In that provision and this subsection “service charge” means a service charge within the meaning of section 18(1) of the M3Landlord and Tenant Act 1985, other than one excluded from that section by section 27 of that Act (rent of dwelling registered and not entered as variable).
(3)The premises in respect of which an order is made under this section may, if the tribunal thinks fit, be either more or less extensive than the premises specified in the application on which the order is made.
(4)An order under this section may make provision with respect to—
(a)such matters relating to the exercise by the manager of his functions under the order, and
(b)such incidental or ancillary matters,
as the tribunal thinks fit; and, on any subsequent application made for the purpose by the manager, the tribunal may give him directions with respect to any such matters.
(5)Without prejudice to the generality of subsection (4), an order under this section may provide—
(a)for rights and liabilities arising under contracts to which the manager is not a party to become rights and liabilities of the manager;
(b)for the manager to be entitled to prosecute claims in respect of causes of action (whether contractual or tortious) accruing before or after the date of his appointment;
(c)for remuneration to be paid to the manager by the landlord, or by the tenants of the premises in respect of which the order is made or by all or any of those persons;
(d)for the manager’s functions to be exercisable by him (subject to subsection (9)) either during a specified period or without limit of time.
(6)Any such order may be granted subject to such conditions as the tribunal thinks fit, and in particular its operation may be suspended on terms fixed by the tribunal.
(7)In a case where an application for an order under this section was preceded by the service of a notice under section 22, the tribunal may, if it thinks fit, make such an order notwithstanding—
(a)that any period specified in the notice in pursuance of subsection (2)(d) of that section was not a reasonable period, or
(b)that the notice failed in any other respect to comply with any requirement contained in subsection (2) of that section or in any regulations applying to the notice under section 54(3).
(8)The M4Land Charges Act 1972 and the M5Land Registration Act 1925 shall apply in relation to an order made under this section as they apply in relation to an order appointing a receiver or sequestrator of land.

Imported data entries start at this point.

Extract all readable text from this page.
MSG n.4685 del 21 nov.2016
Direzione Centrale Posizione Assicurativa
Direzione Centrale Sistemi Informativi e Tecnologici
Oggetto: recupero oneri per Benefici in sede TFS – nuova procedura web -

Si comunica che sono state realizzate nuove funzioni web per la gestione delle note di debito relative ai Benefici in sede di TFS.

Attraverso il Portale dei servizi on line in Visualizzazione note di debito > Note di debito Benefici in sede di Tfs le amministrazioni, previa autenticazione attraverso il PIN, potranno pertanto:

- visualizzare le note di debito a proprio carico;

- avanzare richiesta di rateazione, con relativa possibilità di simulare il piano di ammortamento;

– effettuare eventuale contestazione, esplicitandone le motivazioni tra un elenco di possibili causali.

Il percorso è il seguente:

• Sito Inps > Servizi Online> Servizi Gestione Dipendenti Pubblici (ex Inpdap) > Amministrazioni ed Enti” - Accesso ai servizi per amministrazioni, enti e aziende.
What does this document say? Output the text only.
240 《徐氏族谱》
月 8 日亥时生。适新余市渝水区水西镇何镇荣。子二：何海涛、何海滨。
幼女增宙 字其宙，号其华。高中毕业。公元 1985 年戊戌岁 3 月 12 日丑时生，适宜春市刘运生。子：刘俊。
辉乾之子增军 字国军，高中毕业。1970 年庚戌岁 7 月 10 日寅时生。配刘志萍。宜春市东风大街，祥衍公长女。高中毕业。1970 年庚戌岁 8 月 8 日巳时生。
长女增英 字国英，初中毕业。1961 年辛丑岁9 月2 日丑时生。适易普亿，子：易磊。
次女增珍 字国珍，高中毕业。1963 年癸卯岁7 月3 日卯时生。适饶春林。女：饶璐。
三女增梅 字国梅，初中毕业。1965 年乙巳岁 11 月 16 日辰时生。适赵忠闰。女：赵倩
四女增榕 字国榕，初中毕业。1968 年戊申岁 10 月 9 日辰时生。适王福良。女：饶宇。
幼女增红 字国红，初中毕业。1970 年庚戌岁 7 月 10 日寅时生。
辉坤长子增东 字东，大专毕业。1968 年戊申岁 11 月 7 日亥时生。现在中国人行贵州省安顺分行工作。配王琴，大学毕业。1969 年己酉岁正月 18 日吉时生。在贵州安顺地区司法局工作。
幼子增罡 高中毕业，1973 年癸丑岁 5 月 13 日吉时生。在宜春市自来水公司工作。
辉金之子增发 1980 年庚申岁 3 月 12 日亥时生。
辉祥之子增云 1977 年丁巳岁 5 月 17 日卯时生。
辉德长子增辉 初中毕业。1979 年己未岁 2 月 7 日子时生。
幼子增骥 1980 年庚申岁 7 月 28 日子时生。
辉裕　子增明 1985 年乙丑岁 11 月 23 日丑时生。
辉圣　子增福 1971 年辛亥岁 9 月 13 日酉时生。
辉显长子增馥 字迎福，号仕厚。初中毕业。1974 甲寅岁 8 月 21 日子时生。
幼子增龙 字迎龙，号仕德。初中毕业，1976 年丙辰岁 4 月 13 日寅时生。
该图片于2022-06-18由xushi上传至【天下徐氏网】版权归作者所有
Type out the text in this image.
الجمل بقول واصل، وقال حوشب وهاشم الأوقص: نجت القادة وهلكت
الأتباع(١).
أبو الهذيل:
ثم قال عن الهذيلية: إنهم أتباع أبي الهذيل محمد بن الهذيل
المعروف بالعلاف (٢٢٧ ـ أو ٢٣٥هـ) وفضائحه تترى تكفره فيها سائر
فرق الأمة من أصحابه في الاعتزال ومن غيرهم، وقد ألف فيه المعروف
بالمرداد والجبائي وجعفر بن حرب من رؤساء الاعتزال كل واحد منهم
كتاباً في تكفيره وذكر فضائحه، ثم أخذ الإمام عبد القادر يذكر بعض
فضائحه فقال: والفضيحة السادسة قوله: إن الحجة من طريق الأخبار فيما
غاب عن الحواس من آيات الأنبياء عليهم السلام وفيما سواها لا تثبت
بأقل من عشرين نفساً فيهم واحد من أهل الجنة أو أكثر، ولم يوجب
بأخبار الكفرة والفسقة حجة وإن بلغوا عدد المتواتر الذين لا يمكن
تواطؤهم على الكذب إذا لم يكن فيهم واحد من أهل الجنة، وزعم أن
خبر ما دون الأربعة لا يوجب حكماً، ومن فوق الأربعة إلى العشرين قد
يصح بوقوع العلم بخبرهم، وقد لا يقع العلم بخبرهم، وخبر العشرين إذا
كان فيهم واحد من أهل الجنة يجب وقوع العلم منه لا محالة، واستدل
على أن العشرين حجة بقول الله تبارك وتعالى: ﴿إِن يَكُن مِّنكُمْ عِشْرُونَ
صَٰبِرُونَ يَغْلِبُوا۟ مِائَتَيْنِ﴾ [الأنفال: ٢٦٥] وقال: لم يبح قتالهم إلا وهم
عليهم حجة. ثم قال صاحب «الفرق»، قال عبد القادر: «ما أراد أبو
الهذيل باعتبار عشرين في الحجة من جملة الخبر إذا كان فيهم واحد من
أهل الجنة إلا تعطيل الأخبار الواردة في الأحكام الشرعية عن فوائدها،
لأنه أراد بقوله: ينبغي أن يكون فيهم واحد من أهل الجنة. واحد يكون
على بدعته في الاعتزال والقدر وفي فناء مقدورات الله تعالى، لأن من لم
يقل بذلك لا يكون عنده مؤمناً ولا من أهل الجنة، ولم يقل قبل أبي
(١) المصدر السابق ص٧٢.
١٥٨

(9)A leasehold valuation tribunal may, on the application of any person interested, vary or discharge (whether conditionally or unconditionally) an order made under this section; and if the order has been protected by an entry registered under the Land Charges Act 1972 or the Land Registration Act 1925, the tribunal may by order direct that the entry shall be cancelled.
(9A)The court shall not vary or discharge an order under subsection (9) on a landlord’s application unless it is satisfied—
(a)that the variation or discharge of the order will not result in a recurrence of the circumstances which led to the order being made, and
(b)that it is just and convenient in all the circumstances of the case to vary or discharge the order.
(10)An order made under this section shall not be discharged by a leasehold valuation tribunal by reason only that, by virtue of section 21(3), the premises in respect of which the order was made have ceased to be premises to which this Part applies.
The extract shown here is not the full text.